Large investors continue to accumulate bitcoin, possibly putting upward pressure on the cryptocurrency’s price.
The number of whale entities – clusters of crypto wallet addresses held by a single network participant holding at least 1,000 bitcoin – rose to a new record high of 1,994 on Wednesday. The previous peak of 1,969 reached in 2016 was surpassed on Dec. 18, according to data source Glassnode.
The metric has increased by over 16% this year and 7.3% this quarter alone. Bitcoin’s price has rallied by over 300% in 2020 and 160% in the Oct-December period. At press time, the leading cryptocurrency is changing hands at over $28,800 per bitcoin, after reaching an all-time high of $29,280 on Wednesday, as per CoinDesk 20 data.
“We have just entered a rare whale-spawning season, with ultra-high net worth and institutions recognizing the last call to build significant stores of Bitcoin,” Jehan Chu, co-founder and managing partner at Hong Kong-based trading firm Keneti Capital, told CoinDesk. “The final land grab has started, and by this time next year, accumulating >1,000 Bitcoin will be nearly impossible for most people.”

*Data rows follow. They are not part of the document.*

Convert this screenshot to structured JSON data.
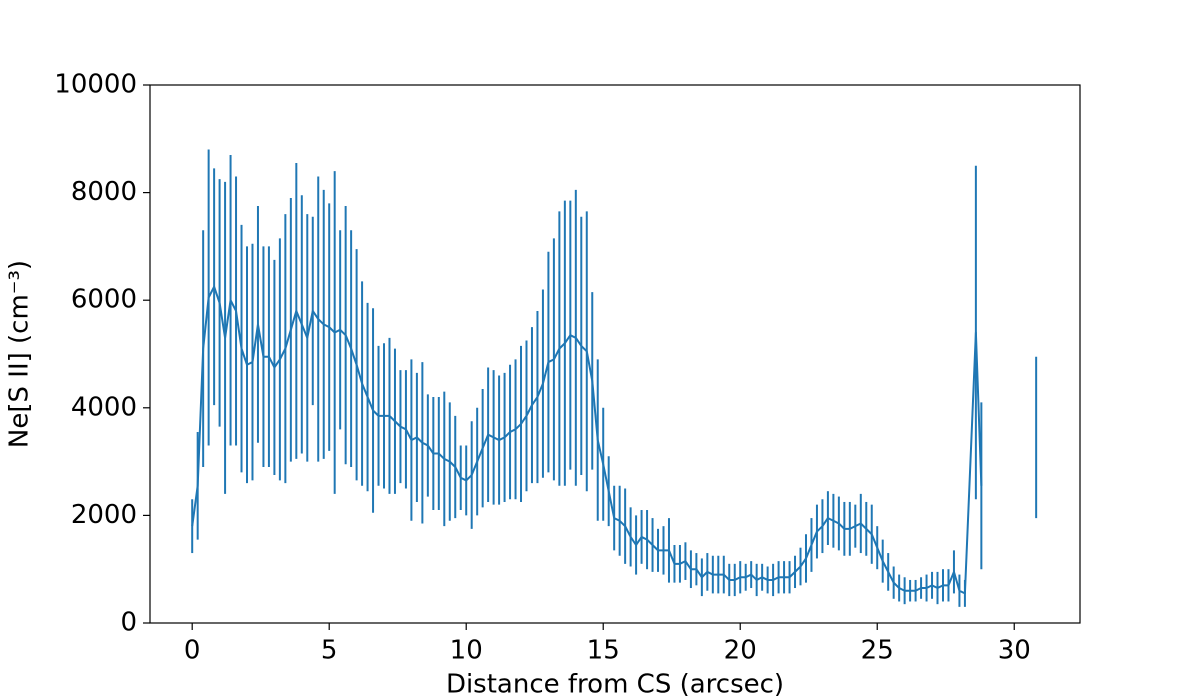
{
  "chart_data": {
    "type": "errorbar-line",
    "xlabel": "Distance from CS (arcsec)",
    "ylabel": "Ne[S II] (cm⁻³)",
    "color": "#1f77b4",
    "xlim": [
      -1.54,
      32.4
    ],
    "ylim": [
      0,
      10000
    ],
    "xticks": [
      0,
      5,
      10,
      15,
      20,
      25,
      30
    ],
    "yticks": [
      0,
      2000,
      4000,
      6000,
      8000,
      10000
    ],
    "x": [
      0,
      0.2,
      0.4,
      0.6,
      0.8,
      1.0,
      1.2,
      1.4,
      1.6,
      1.8,
      2.0,
      2.2,
      2.4,
      2.6,
      2.8,
      3.0,
      3.2,
      3.4,
      3.6,
      3.8,
      4.0,
      4.2,
      4.4,
      4.6,
      4.8,
      5.0,
      5.2,
      5.4,
      5.6,
      5.8,
      6.0,
      6.2,
      6.4,
      6.6,
      6.8,
      7.0,
      7.2,
      7.4,
      7.6,
      7.8,
      8.0,
      8.2,
      8.4,
      8.6,
      8.8,
      9.0,
      9.2,
      9.4,
      9.6,
      9.8,
      10.0,
      10.2,
      10.4,
      10.6,
      10.8,
      11.0,
      11.2,
      11.4,
      11.6,
      11.8,
      12.0,
      12.2,
      12.4,
      12.6,
      12.8,
      13.0,
      13.2,
      13.4,
      13.6,
      13.8,
      14.0,
      14.2,
      14.4,
      14.6,
      14.8,
      15.0,
      15.2,
      15.4,
      15.6,
      15.8,
      16.0,
      16.2,
      16.4,
      16.6,
      16.8,
      17.0,
      17.2,
      17.4,
      17.6,
      17.8,
      18.0,
      18.2,
      18.4,
      18.6,
      18.8,
      19.0,
      19.2,
      19.4,
      19.6,
      19.8,
      20.0,
      20.2,
      20.4,
      20.6,
      20.8,
      21.0,
      21.2,
      21.4,
      21.6,
      21.8,
      22.0,
      22.2,
      22.4,
      22.6,
      22.8,
      23.0,
      23.2,
      23.4,
      23.6,
      23.8,
      24.0,
      24.2,
      24.4,
      24.6,
      24.8,
      25.0,
      25.2,
      25.4,
      25.6,
      25.8,
      26.0,
      26.2,
      26.4,
      26.6,
      26.8,
      27.0,
      27.2,
      27.4,
      27.6,
      27.8,
      28.0,
      28.2,
      28.6,
      28.8,
      29.8,
      30.8
    ],
    "values": [
      1800,
      2550,
      5100,
      6050,
      6250,
      5950,
      5300,
      6000,
      5800,
      5100,
      4800,
      4850,
      5550,
      4950,
      4950,
      4750,
      4900,
      5100,
      5450,
      5800,
      5550,
      5300,
      5800,
      5650,
      5550,
      5500,
      5400,
      5450,
      5350,
      5100,
      4800,
      4450,
      4200,
      3950,
      3850,
      3850,
      3850,
      3750,
      3650,
      3600,
      3400,
      3450,
      3350,
      3300,
      3150,
      3150,
      3050,
      3000,
      2900,
      2700,
      2650,
      2750,
      3000,
      3250,
      3500,
      3450,
      3400,
      3450,
      3550,
      3600,
      3700,
      3850,
      4050,
      4200,
      4450,
      4850,
      4900,
      5100,
      5200,
      5350,
      5300,
      5150,
      5050,
      4500,
      3400,
      2950,
      2450,
      1950,
      1900,
      1800,
      1600,
      1450,
      1600,
      1550,
      1450,
      1350,
      1350,
      1350,
      1100,
      1100,
      1150,
      1000,
      1000,
      850,
      950,
      900,
      900,
      900,
      800,
      800,
      850,
      850,
      900,
      800,
      850,
      800,
      800,
      850,
      850,
      850,
      950,
      1050,
      1200,
      1450,
      1700,
      1800,
      1950,
      1900,
      1850,
      1750,
      1750,
      1800,
      1850,
      1750,
      1650,
      1400,
      1150,
      950,
      750,
      650,
      600,
      600,
      600,
      650,
      650,
      700,
      650,
      700,
      700,
      950,
      600,
      550,
      5400,
      2550,
      null,
      3450
    ],
    "errors": [
      500,
      1000,
      2200,
      2750,
      2200,
      2300,
      2900,
      2700,
      2500,
      2300,
      2200,
      2200,
      2200,
      2050,
      2050,
      2000,
      2250,
      2500,
      2450,
      2750,
      2400,
      2300,
      1750,
      2650,
      2500,
      2300,
      3000,
      1850,
      2400,
      2200,
      2150,
      1900,
      1750,
      1900,
      1300,
      1350,
      1450,
      1350,
      1050,
      1100,
      1500,
      1200,
      1500,
      950,
      1050,
      1050,
      1250,
      1100,
      950,
      600,
      650,
      1000,
      1000,
      1100,
      1250,
      1250,
      1200,
      1200,
      1250,
      1300,
      1450,
      1400,
      1450,
      1600,
      1750,
      2050,
      2250,
      2550,
      2650,
      2500,
      2750,
      2400,
      2600,
      1650,
      1500,
      1050,
      650,
      600,
      650,
      700,
      550,
      550,
      500,
      550,
      500,
      400,
      450,
      600,
      350,
      350,
      350,
      350,
      300,
      350,
      350,
      350,
      350,
      350,
      300,
      300,
      300,
      250,
      250,
      300,
      250,
      250,
      300,
      300,
      300,
      300,
      300,
      350,
      450,
      500,
      500,
      500,
      500,
      500,
      500,
      500,
      500,
      400,
      550,
      500,
      550,
      400,
      400,
      350,
      300,
      250,
      250,
      200,
      200,
      200,
      250,
      250,
      300,
      300,
      300,
      400,
      300,
      250,
      3100,
      1550,
      null,
      1500
    ]
  }
}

The steep rise in whale entities’ population validates the popular narrative that increased participation by large investors has fueled the cryptocurrency’s rally.
According to Sumit Gupta, CEO and co-founder of CoinDCX, the data shows the cryptocurrency is going through a shift from being a speculative asset to a macro investment asset, and that switch is mainly being driven by the increasing acceptance from global institutions as well as investors, from around the world.
JPMorgan analysts say the recent bitcoin purchases by Massachusetts Mutual Life Insurance Co indicate growing mainstream adoption and could have a bearing on gold in the long run.